O Tribunal da Quinta-feira, uma ótima reflexão sobre os tribunais nossos de cada dia

Gostei muito de ler O Tribunal da Quinta-Feira, de Michel Laub,publicado pela Companhia das Letras esse finado 2016.
Nesse romance, voltei a constatar sua maestria literária na elegância da linguagem, na construção da trama, na coerência textual ao longo do livro, características que já apareciam no excelente Diário da Queda, o único outro título que li desse autor.O tempo da narrativa  não respeita a cronologia da história, o que facilita que as informações sobre as personagens sejam reveladas aos poucos, mantendo o suspense e brincando com as expectativas do leitor.
E haverá algo mais apropriado para um livro escrito em 2016 que a metáfora de um tribunal? Num ano marcado por vazamentos de informação dos mais diversos tipos, debates sobre o uso das mídias na criação de opinião pública, dinâmica cotidianas de pressão nas redes sociais, o autor consegue, com um enredo que faz uso de todas essas experiências, nos colocar como membros de seu tribunal. Quando me dei conta, estava julgando até o autor e sua capacidade manipulativa ao produzir o romance. Uma estratégia brilhante para acabar com nossa ilusões de isentões e imparciais.

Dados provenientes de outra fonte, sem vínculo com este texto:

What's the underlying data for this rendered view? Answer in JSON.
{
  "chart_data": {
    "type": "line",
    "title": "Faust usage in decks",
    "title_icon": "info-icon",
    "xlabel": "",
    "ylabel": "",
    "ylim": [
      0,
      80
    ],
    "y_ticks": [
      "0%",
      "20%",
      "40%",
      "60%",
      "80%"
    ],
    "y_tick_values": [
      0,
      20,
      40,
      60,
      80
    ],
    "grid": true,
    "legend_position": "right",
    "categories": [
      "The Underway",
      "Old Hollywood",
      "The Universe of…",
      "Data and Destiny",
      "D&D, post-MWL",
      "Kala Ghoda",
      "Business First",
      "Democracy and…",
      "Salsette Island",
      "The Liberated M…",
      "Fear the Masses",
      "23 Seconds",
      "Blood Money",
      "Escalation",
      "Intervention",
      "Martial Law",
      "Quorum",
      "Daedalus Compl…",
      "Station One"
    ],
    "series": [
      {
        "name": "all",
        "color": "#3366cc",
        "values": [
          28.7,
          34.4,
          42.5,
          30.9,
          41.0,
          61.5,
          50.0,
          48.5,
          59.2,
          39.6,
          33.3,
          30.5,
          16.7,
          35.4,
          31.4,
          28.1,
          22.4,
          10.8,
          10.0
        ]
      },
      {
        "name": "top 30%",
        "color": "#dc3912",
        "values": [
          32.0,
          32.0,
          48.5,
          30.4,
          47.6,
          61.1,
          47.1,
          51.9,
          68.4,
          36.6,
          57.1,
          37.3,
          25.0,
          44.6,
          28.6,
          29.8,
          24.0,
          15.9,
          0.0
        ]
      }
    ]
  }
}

Somado a tudo isso, o Tribunal de Quinta-feira é um texto lindo sobre relações humanas, a de cada um com sua própria história, as proximidades e distâncias que criamos com amigos, amantes, colegas de trabalho, companheiros de vida, o universo das convenções e os desejos de ir além das pequenas hipocrisias. É um livro que vai fundo nas dicotomias corpo-cultura, nos lembrando que somos muito mais animalescos do que conseguimos reconhecer. Talvez seja essa uma pista de entendimento fundamental para nossos posicionamentos nos tribunais nossos de cada dia.